Beginning in NASCAR The Game: Inside Line, a new more in-depth career mode was introduced, similar to that of NASCAR Thunder 2004. The player assumes the role of a rookie Sprint Cup Series driver, managing the day-to-day operations of a startup single-car-team (though it is implied that there is a principal team owner). The player is placed in a two-lap test session (typically at Indianapolis Motor Speedway or Auto Club Speedway) to evaluate driving skill, with the game suggesting assist levels for the mode moving forward. The player is then placed in a minimally or unsponsored ride with bottom-end equipment, but can earn primary and associate sponsorship and in-game-credits towards equipment upgrades. In NTG: Inside Line and its PC counterpart NTG: 2013, the player is placed in a Sprint-sponsored car, with paint schemes dictated by the primary sponsor, and associate sponsor placement determined by the game. For NASCAR '14, the career mode was further expanded, including the utilization of the Paint Booth to create custom career paint schemes and allow the user to choose the placement of sponsor logos. The equipment management aspect was also expanded, including the necessity to purchase individual car components such as engines and car bodies, and the ability to invest in research and development.

====NASCAR Highlights====
NASCAR Highlights is a game mode which takes the player through real-life situations from the preceding Sprint Cup Series season. The mode is a successor to the Lightning Challenges (later the Dodge Challenges) from the EA Sports NASCAR series. Like the A.I., the scenarios are constructed using in-race telemetry.

====Head-to-Head====
This mode allows the player to run test laps against a "ghost car" of a Sprint Cup Series driver, with the objective of beating their real-life best lap from the previous season. It resembles the "Thunder Licence" mode from NASCAR Thunder 2004, although unlike in NASCAR Thunder, no rewards are given for beating the best lap.

====Online====
NTG allows up to 16 players to compete in online races. Online leagues were added in NASCAR '14. The online mode does not, however, feature A.I. cars to fill out a full field.

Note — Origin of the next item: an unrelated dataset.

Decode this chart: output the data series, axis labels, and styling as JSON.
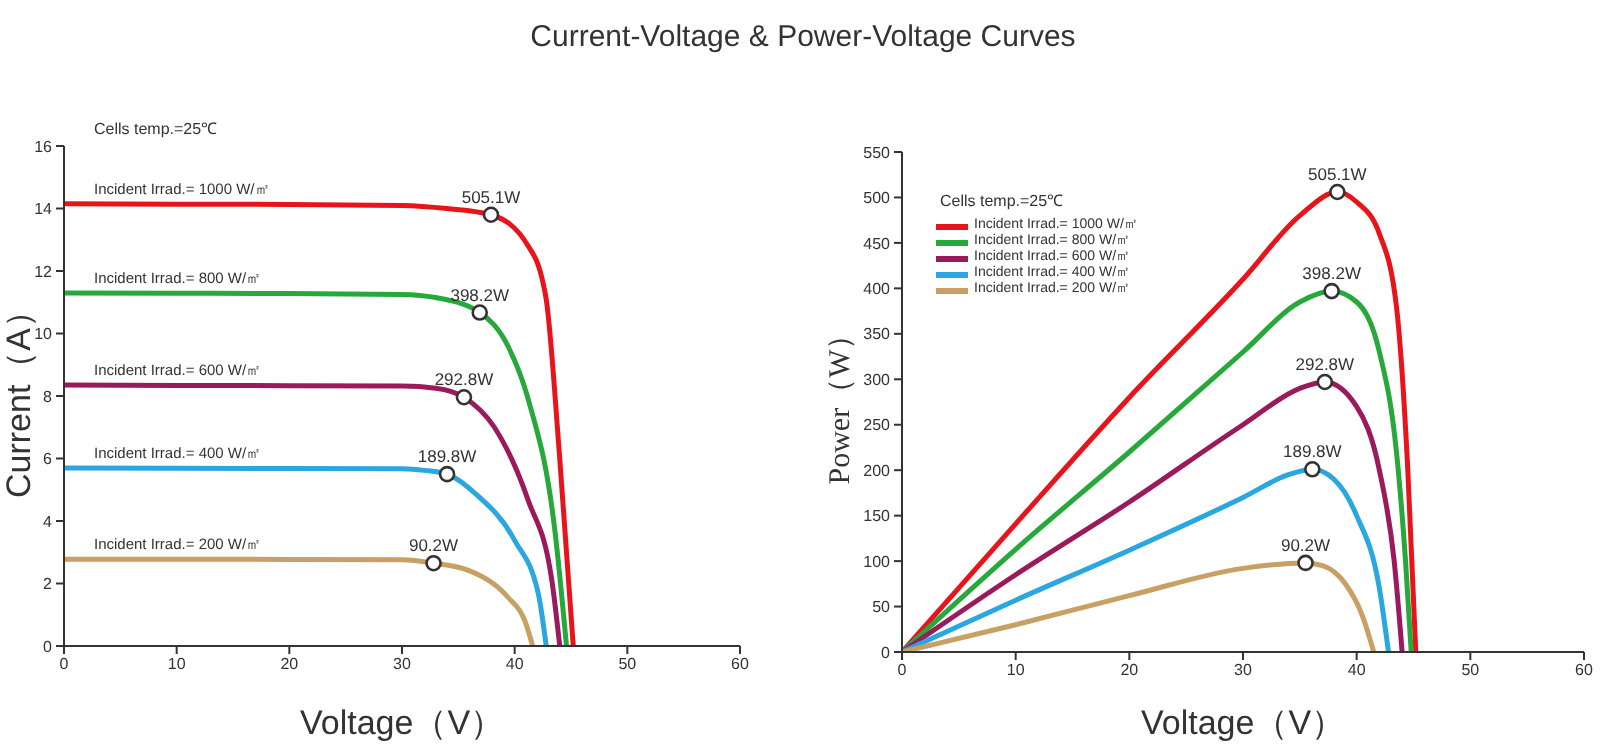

===Car liveries and drivers===
Like its predecessors, the NASCAR The Game installments feature part-time drivers, Xfinity Series (formerly Nationwide Series) and Gander RV & Outdoors Truck Series (formerly Camping World) drivers as field fillers. The exclusion of certain teams is due to licensing deadlines or lack of interest from certain teams. NASCAR The Game: Inside Line is the only game in the series to feature 43 licensed Sprint Cup Series entries upon release.

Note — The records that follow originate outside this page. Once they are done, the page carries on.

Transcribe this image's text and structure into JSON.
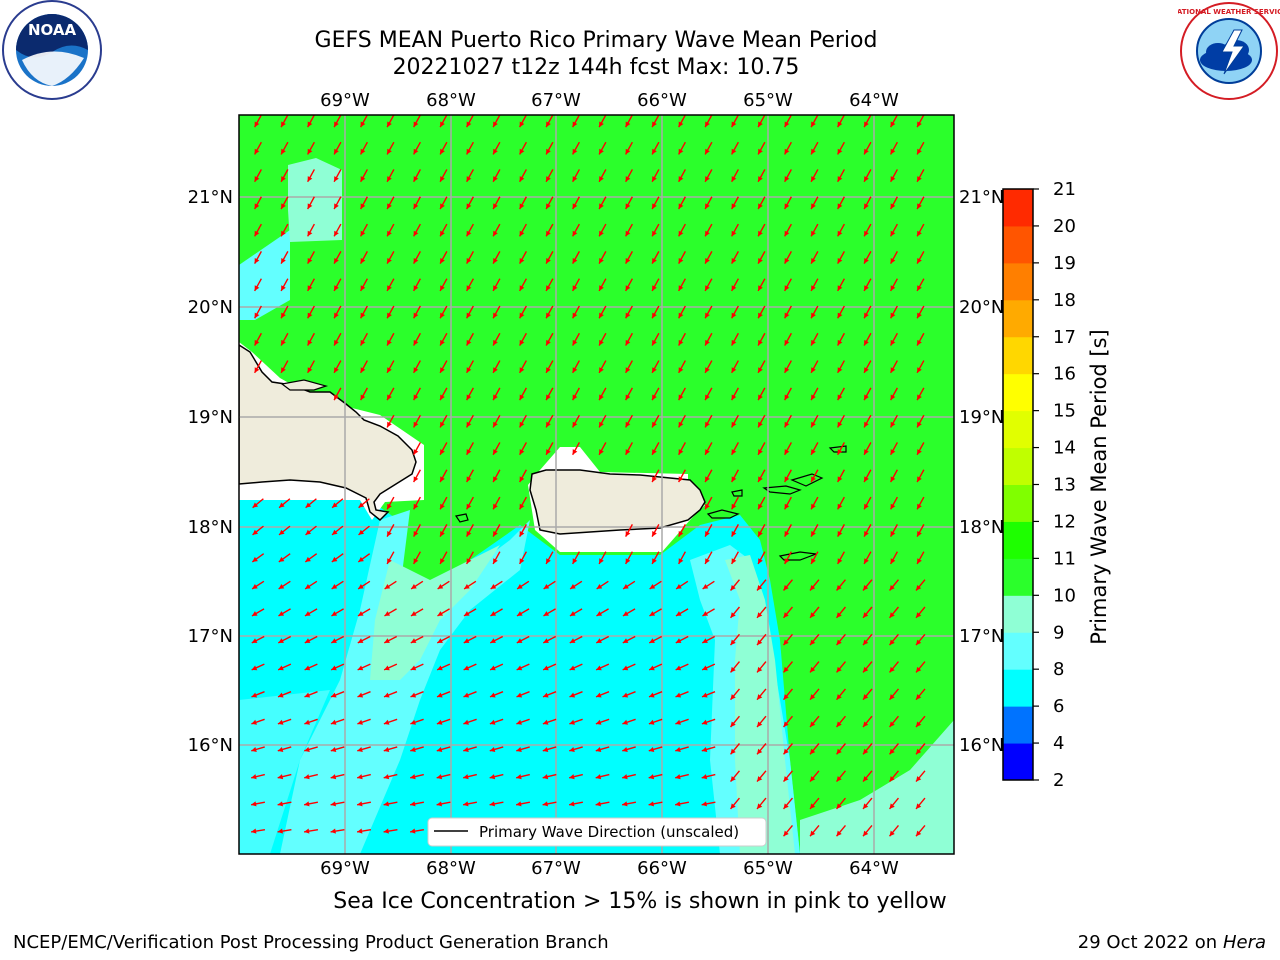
{
  "header": {
    "title_line1": "GEFS MEAN Puerto Rico Primary Wave Mean Period",
    "title_line2": "20221027 t12z 144h fcst   Max: 10.75"
  },
  "logos": {
    "noaa": {
      "text": "NOAA",
      "icon": "noaa-logo"
    },
    "nws": {
      "text": "NATIONAL WEATHER SERVICE",
      "icon": "nws-logo"
    }
  },
  "map": {
    "lon_labels": [
      "69°W",
      "68°W",
      "67°W",
      "66°W",
      "65°W",
      "64°W"
    ],
    "lat_labels": [
      "21°N",
      "20°N",
      "19°N",
      "18°N",
      "17°N",
      "16°N"
    ],
    "legend_label": "Primary Wave Direction (unscaled)",
    "arrow_color": "#ff0000",
    "land_color": "#efecdc",
    "grid": true
  },
  "colorbar": {
    "label": "Primary Wave Mean Period [s]",
    "ticks": [
      "2",
      "4",
      "6",
      "8",
      "9",
      "10",
      "11",
      "12",
      "13",
      "14",
      "15",
      "16",
      "17",
      "18",
      "19",
      "20",
      "21"
    ],
    "colors": [
      "#0000ff",
      "#0073ff",
      "#00ffff",
      "#63ffff",
      "#8fffd5",
      "#2bff2b",
      "#1eff00",
      "#80ff00",
      "#c0ff00",
      "#e1ff00",
      "#ffff00",
      "#ffd700",
      "#ffaa00",
      "#ff7f00",
      "#ff5500",
      "#ff2a00",
      "#ff0000"
    ]
  },
  "footnote": "Sea Ice Concentration > 15% is shown in pink to yellow",
  "footer": {
    "left": "NCEP/EMC/Verification Post Processing Product Generation Branch",
    "right_prefix": "29 Oct 2022 on ",
    "right_host": "Hera"
  }
}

The series features several "special" or associate sponsor paint schemes in addition to primary schemes. Beginning with NASCAR The Game: Inside Line, each scheme was designed to replicate its real-life counterpart in a specific race, as opposed to schemes designed in conjunction with team and sponsor input. For example, David Ragan's 2012 Al's Liners/Scorpion Window Film scheme, which had minor changes over the course of the season, was designed in the game to replicate the version run in the Daytona 500. While NTG: Inside Line included over 120 schemes, additional schemes in later games required the purchase of DLC.